Ein möglicher positiver Aspekt einer Weltmeisterschaft mitten in der Saison wäre, dass Spieler zumindest theoretisch fitter sein sollten. Über den Verlauf der Spielzeit nimmt die körperliche und psychische Erschöpfung mehr und mehr zu, die negativen Effekte sollten sich derzeit noch in Grenzen halten. Ob sich das dann auch auf den Platz überträgt und es damit einen anderen "WM-Fußball" zu sehen gibt, wird sich erst zeigen. 

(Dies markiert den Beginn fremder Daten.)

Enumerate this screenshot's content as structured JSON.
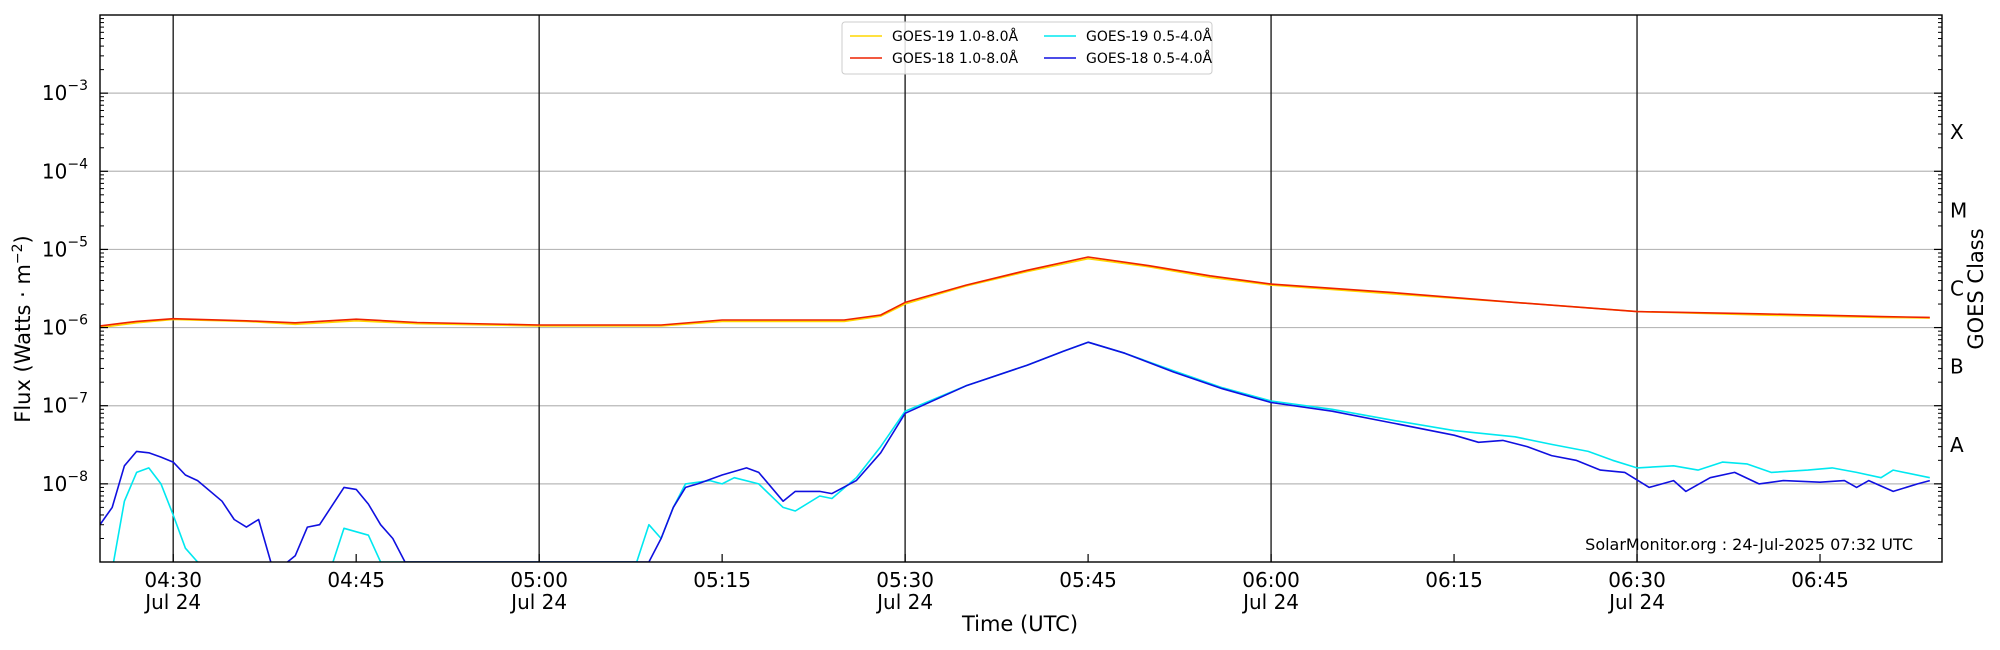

Dagegen spricht, dass auch die Vorbereitung auf das Großereignis anders abläuft als üblich. Nach Ende des Ligabetriebs haben die Spieler meistens Zeit für einen Kurzurlaub, im Trainingslager wird dann nicht nur im taktischen Bereich oder am Teambuilding gearbeitet, sondern auch die Fitness wird wieder aufgebaut. 

 

Fazit

Vor der Weltmeisterschaft wirkt es so, als würden sich die negativen Auswirkungen der Ausnahme-WM derzeit noch in Grenzen halten. Viele große Namen werden das Turnier verpassen, mit Blick auf die Zahlen ist die Situation aber zumindest noch nicht schlimmer als sonst. Diese Zahlen werden zumindest leicht dadurch verfälscht, dass Teams dieses Mal angeschlagene Spieler im Kader behalten, die man sonst eher daheim gelassen hätte. Ein genaueres Bild wird sich erst mit Turnierverlauf ergeben. Was schon jetzt feststeht ist, dass der Umstieg zurück in den Alltag bei den Vereinen eigentlich gar nicht reibungslos verlaufen kann. Egal ob die Spieler Pausen bekommen, oder nicht - die Belastung war schon im Vorfeld groß, ein Ausscheiden bei der WM hinterlässt dazu auch noch Spuren im psychischen Bereich.